Out of hospital services
NHS Great Yarmouth and Waveney has set up some innovative out of hospital services in Lowestoft which we are now hoping to roll out across the whole of Great Yarmouth and Waveney.
The out of hospital team in Lowestoft works 24/7 and is made up of health and social care professionals whose aim is to provide care at home whenever it is safe, sensible and affordable to do so. The care the team is expected to provide will be organised around the patient, focusing on individual need and helping people to regain independence.
The team works closely with the patient’s own GP with an aim to provide care for patients in their own homes as far as possible. The team also has access to beds with care within a care home environment for patients who need more support than can be provided at home but who do not need to go into hospital.
When we were setting up the team we asked patients what they wanted and they told us that they want to stay at home when possible.
- Better patient experience helping patients to retain independence
- Recover faster and more fully
- Help patients to maintain dignity
- Reduced exposure to infections which can be picked up in hospital
The new team work out of the Kirkley Mill Health Campus in Lowestoft and is made up of:
- Occupational therapists
- Social workers
- Healthcare practitioners
- Health care assistants
Already we have had a number of successes with the team; we have seen the number of emergency admissions from the Lowestoft area fall whilst they have risen elsewhere in the county.
Mr A was found living in a very poor state, he had previously declined to go into hospital for care but was unable to care for himself, his pets or his home.
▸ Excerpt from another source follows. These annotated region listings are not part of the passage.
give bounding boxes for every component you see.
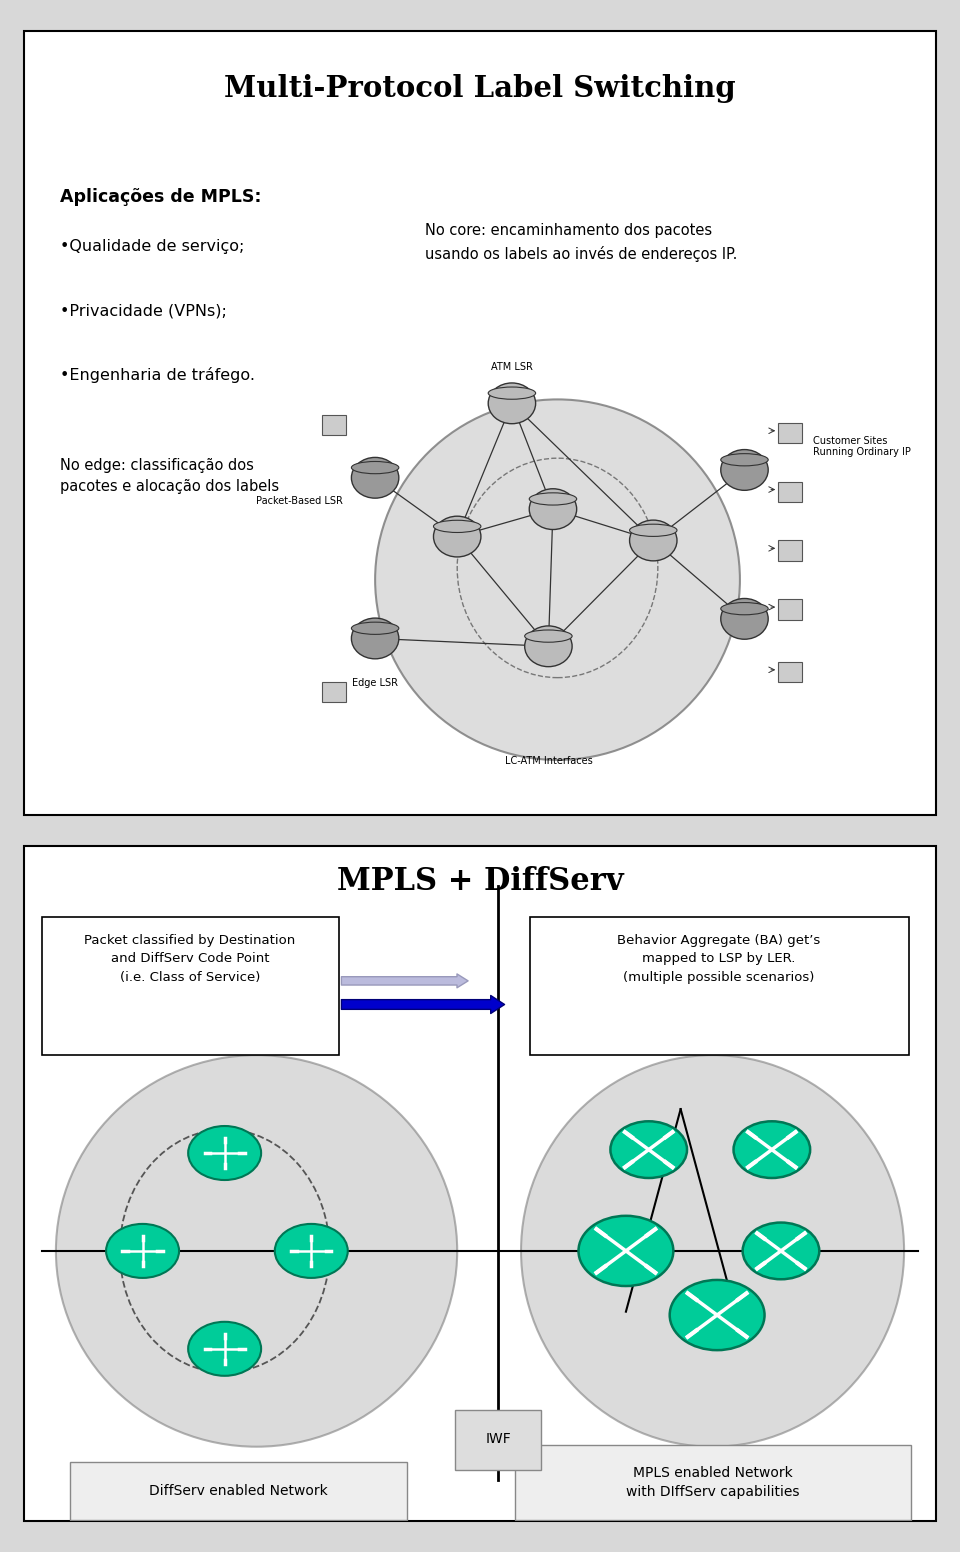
Ellipse shape [351,461,398,473]
Circle shape [434,517,481,557]
Ellipse shape [721,602,768,615]
Circle shape [351,458,398,498]
Ellipse shape [525,630,572,643]
Text: IWF: IWF [486,1431,511,1445]
Circle shape [733,1121,810,1178]
Text: Packet-Based LSR: Packet-Based LSR [256,497,344,506]
Circle shape [489,383,536,424]
FancyBboxPatch shape [455,1409,541,1470]
Text: DiffServ enabled Network: DiffServ enabled Network [149,1484,327,1498]
Text: •Engenharia de tráfego.: •Engenharia de tráfego. [60,368,255,383]
FancyBboxPatch shape [323,414,346,436]
Text: Aplicações de MPLS:: Aplicações de MPLS: [60,188,262,206]
Ellipse shape [489,386,536,399]
Text: MPLS enabled Network
with DIffServ capabilities: MPLS enabled Network with DIffServ capab… [626,1465,800,1499]
Circle shape [721,599,768,639]
Ellipse shape [375,399,740,760]
Text: •Qualidade de serviço;: •Qualidade de serviço; [60,239,245,253]
Text: Customer Sites
Running Ordinary IP: Customer Sites Running Ordinary IP [813,436,911,458]
Circle shape [611,1121,687,1178]
Ellipse shape [56,1055,457,1446]
Ellipse shape [434,520,481,532]
FancyBboxPatch shape [779,540,802,560]
Text: No core: encaminhamento dos pacotes
usando os labels ao invés de endereços IP.: No core: encaminhamento dos pacotes usan… [425,223,737,262]
Text: MPLS + DiffServ: MPLS + DiffServ [337,866,623,897]
FancyBboxPatch shape [323,681,346,702]
Ellipse shape [521,1055,904,1446]
FancyBboxPatch shape [515,1445,911,1519]
Circle shape [188,1322,261,1375]
FancyBboxPatch shape [779,663,802,683]
FancyBboxPatch shape [530,917,908,1055]
Text: •Privacidade (VPNs);: •Privacidade (VPNs); [60,303,228,318]
Circle shape [721,450,768,490]
FancyBboxPatch shape [779,481,802,503]
Ellipse shape [351,622,398,635]
Text: Multi-Protocol Label Switching: Multi-Protocol Label Switching [225,74,735,102]
Circle shape [106,1225,180,1277]
Text: Behavior Aggregate (BA) get’s
mapped to LSP by LER.
(multiple possible scenarios: Behavior Aggregate (BA) get’s mapped to … [617,934,821,984]
Ellipse shape [529,494,577,504]
Text: No edge: classificação dos
pacotes e alocação dos labels: No edge: classificação dos pacotes e alo… [60,458,279,494]
Circle shape [630,520,677,560]
FancyBboxPatch shape [779,599,802,619]
FancyArrowPatch shape [342,975,468,987]
Circle shape [579,1215,673,1287]
Ellipse shape [721,453,768,466]
Circle shape [351,618,398,660]
FancyBboxPatch shape [24,31,936,815]
FancyBboxPatch shape [24,846,936,1521]
Circle shape [275,1225,348,1277]
Text: LC-ATM Interfaces: LC-ATM Interfaces [505,756,592,767]
Circle shape [188,1127,261,1180]
FancyBboxPatch shape [42,917,339,1055]
FancyArrowPatch shape [342,995,505,1013]
FancyBboxPatch shape [69,1462,407,1519]
Circle shape [525,625,572,667]
FancyBboxPatch shape [779,424,802,444]
Ellipse shape [630,525,677,537]
Circle shape [743,1223,819,1279]
Text: ATM LSR: ATM LSR [491,362,533,372]
Circle shape [529,489,577,529]
Circle shape [670,1280,764,1350]
Text: Edge LSR: Edge LSR [352,678,398,688]
Text: Packet classified by Destination
and DiffServ Code Point
(i.e. Class of Service): Packet classified by Destination and Dif… [84,934,296,984]
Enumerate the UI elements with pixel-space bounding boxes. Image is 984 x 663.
Mr A had been in bed for five days and not called anyone for help, he was dehydrated, malnourished and not able to take any medication.
Within two hours of being made aware the Out of Hospital team visited with a nurse, an assessor from social services and a co-ordinator from home first (re-ablement staff).
The team arranged input from a community matron, a district nurse and an occupational therapist, a referral back to the GP for review of medication and a referral to the continence team.
Social care arranged for home first to start that day; a key safe and Suffolk Care Line were installed; the property was cleaned and a benefits check carried out.
If this patient had gone directly into hospital the opportunity to identify and address all the social needs as well as all the health needs would have been missed!
Mrs B was known to have dementia, frequent dizzy spells and she had had recurrent falls over a five day period. Her wider family were struggling to cope.
The out of hospital team were called and within one hour of referral a joint health and social care assessment had been made, including full blood tests.
The out of hospital team were able to make sure that Mrs B had equipment provided to help her remain independent at home, her husband was given help and taught how to help Mrs B with her exercises to keep her mobile.
Her GP reviewed her medications to make sure that they were still appropriate and Carers were put in place to support Mrs B and her husband. The wider family were reassured that it was safe for Mrs B to remain at home with the right support in place.
A referral was made to mental health services so that Mrs B and her husband could get support in living with her dementia.